Cell-Free ISAC MIMO Systems: Joint Sensing and Communication Beamforming

TL;DR

This paper introduces a joint sensing and communication beamforming strategy for cell-free ISAC MIMO systems, optimizing performance and demonstrating significant gains over traditional methods.

Contribution

It develops a novel joint beamforming design based on max-min fairness, improving sensing and communication performance simultaneously.

Findings

JSC beamforming achieves near-optimal communication SINR.

Proposed method outperforms regularized zero-forcing beamforming.

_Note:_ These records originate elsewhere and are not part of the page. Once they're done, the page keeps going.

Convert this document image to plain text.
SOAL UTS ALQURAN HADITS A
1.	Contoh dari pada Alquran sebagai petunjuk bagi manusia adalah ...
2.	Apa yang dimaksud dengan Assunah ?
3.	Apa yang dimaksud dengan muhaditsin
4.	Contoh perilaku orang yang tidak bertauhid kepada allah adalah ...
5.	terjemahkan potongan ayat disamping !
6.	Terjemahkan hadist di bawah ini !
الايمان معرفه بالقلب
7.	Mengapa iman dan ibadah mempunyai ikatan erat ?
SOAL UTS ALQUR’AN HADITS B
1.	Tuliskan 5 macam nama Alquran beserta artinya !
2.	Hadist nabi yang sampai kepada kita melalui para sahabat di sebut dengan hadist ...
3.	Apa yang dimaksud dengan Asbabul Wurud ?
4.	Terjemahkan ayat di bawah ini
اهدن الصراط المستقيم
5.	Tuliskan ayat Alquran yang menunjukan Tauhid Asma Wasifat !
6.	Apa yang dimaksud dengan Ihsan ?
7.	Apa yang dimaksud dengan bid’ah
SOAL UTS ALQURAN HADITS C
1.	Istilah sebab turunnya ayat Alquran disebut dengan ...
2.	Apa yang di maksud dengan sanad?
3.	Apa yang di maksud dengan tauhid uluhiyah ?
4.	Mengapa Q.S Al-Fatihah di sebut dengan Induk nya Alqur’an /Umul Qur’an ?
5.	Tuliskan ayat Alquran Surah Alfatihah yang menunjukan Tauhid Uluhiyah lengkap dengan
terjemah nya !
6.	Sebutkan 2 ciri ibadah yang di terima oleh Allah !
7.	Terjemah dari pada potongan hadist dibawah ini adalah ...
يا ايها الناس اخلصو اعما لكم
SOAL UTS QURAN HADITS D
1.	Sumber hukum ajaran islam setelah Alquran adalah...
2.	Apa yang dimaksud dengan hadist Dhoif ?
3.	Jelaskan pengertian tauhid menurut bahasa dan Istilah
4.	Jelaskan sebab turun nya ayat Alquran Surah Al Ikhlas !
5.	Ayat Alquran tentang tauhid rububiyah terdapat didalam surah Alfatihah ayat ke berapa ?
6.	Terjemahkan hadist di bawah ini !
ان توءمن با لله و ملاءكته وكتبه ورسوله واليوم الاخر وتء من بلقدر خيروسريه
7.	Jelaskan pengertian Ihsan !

Joint design balances sensing and communication objectives effectively.

Abstract

This paper considers a cell-free integrated sensing and communication (ISAC) MIMO system, where distributed MIMO access points (APs) jointly serve the communication users and sense the target. For this setup, we derive a sensing SNR for multi-static sensing where both joint communication and sensing signals transmitted by different APs are utilized. With this sensing objective, we develop two baseline approaches that separately design the sensing and communication beamforming vectors, namely communication-prioritized sensing beamforming and sensing-prioritized communication beamforming. Then, we consider the joint sensing and communication (JSC) beamforming design and derive the optimal structure of these beamforming vectors based on a max-min fairness formulation. In addition, considering any pre-determined JSC beam design, we devise a power allocation approach. The results show that the developed JSC beamforming is capable of achieving nearly the same communication signal-to-interference-plus-noise ratio (SINR) of the communication-prioritized sensing beamforming solution with almost the same sensing SNR of the sensing-prioritized communication beamforming approach. The proposed JSC beamforming optimization also provides a noticeable gain over the power allocation with regularized zero-forcing beamforming, yielding a promising strategy for cell-free ISAC MIMO systems.